On higher spin interactions with matter

TL;DR

This paper explores the interactions between a scalar field and an infinite tower of higher spin gauge fields, deriving explicit cubic vertices, gauge symmetries, and scattering amplitudes, revealing both high-energy suppression and low-energy dominance of low-spin exchanges.

Contribution

It provides a systematic construction of cubic couplings, conserved currents, and scattering amplitudes for higher spin fields interacting with matter, including exact summation over an infinite tower.

Findings

Explicit form of cubic vertices using Weyl's symbols

Calculation of non-Abelian gauge symmetry group

Total scattering amplitude exhibits exponential fall-off at high energy

Abstract

Cubic couplings between a complex scalar field and a tower of symmetric tensor gauge fields of all ranks are investigated. A symmetric conserved current, bilinear in the scalar field and containing r derivatives, is provided for any rank r>0 and is related to the corresponding rigid symmetry of Klein-Gordon's Lagrangian. Following Noether's method, the tensor gauge fields interact with the scalar field via minimal coupling to the conserved currents.
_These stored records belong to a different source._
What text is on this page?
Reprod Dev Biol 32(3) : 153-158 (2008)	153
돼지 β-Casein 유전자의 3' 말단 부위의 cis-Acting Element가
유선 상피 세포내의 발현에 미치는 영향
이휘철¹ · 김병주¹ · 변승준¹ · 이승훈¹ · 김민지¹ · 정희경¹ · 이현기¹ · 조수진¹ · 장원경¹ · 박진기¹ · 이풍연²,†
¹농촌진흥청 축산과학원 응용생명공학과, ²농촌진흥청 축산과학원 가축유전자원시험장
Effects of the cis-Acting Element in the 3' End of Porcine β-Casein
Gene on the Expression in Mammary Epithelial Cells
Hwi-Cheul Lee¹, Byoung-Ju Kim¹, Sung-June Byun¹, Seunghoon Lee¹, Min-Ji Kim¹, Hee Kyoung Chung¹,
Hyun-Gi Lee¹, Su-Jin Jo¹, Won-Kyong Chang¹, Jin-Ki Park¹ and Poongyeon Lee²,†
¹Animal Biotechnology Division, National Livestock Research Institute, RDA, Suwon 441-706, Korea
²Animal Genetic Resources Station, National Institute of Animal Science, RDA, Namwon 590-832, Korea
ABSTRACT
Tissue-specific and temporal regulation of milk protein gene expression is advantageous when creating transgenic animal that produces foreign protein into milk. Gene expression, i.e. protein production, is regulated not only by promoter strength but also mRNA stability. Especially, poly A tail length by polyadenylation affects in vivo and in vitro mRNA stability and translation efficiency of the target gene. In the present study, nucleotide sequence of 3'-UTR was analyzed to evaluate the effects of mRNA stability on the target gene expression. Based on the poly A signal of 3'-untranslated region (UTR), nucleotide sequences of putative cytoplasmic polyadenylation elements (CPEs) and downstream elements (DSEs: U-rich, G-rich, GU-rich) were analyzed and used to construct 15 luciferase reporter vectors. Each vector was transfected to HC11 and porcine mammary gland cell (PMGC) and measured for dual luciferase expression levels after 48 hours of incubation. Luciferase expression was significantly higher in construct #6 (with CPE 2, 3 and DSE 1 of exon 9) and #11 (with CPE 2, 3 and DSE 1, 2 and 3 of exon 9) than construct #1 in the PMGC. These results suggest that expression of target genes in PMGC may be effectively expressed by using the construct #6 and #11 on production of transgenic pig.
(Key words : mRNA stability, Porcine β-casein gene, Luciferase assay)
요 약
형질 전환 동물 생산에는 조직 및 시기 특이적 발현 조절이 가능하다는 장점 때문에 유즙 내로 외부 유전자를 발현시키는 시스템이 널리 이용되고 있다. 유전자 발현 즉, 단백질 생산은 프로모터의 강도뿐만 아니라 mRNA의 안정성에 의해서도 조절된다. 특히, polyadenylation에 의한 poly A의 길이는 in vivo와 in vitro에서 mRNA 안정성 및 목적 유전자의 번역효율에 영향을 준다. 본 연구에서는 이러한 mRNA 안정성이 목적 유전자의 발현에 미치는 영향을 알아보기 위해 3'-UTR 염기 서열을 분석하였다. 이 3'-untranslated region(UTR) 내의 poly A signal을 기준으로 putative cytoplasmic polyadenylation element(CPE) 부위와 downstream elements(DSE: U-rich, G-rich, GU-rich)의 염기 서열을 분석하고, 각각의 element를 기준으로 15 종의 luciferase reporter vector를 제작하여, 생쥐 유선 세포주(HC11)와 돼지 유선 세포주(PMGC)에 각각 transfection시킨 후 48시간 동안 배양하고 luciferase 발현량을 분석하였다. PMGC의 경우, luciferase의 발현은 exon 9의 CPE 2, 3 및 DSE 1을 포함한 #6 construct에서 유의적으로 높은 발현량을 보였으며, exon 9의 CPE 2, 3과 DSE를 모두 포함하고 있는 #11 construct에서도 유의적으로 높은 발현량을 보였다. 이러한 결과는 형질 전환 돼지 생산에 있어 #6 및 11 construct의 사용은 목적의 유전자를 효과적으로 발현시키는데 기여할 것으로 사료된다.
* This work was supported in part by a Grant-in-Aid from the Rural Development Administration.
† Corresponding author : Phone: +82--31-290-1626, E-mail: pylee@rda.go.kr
The corresponding cubic vertex is written in a compact form by making use of Weyl's symbols. This enables the explicit computation of the non-Abelian gauge symmetry group, the current-current interaction between scalar particles mediated by any gauge field and the corresponding four-scalar elastic scattering tree amplitude. The exact summation of these amplitudes for an infinite tower of gauge fields is possible and several examples for a definite choice of the coupling constants are provided where the total amplitude exhibits fast (e.g. exponential) fall-off in the high-energy limit. Nevertheless, the long range interaction potential is dominated by the exchange of low-spin particles in the low-energy limit.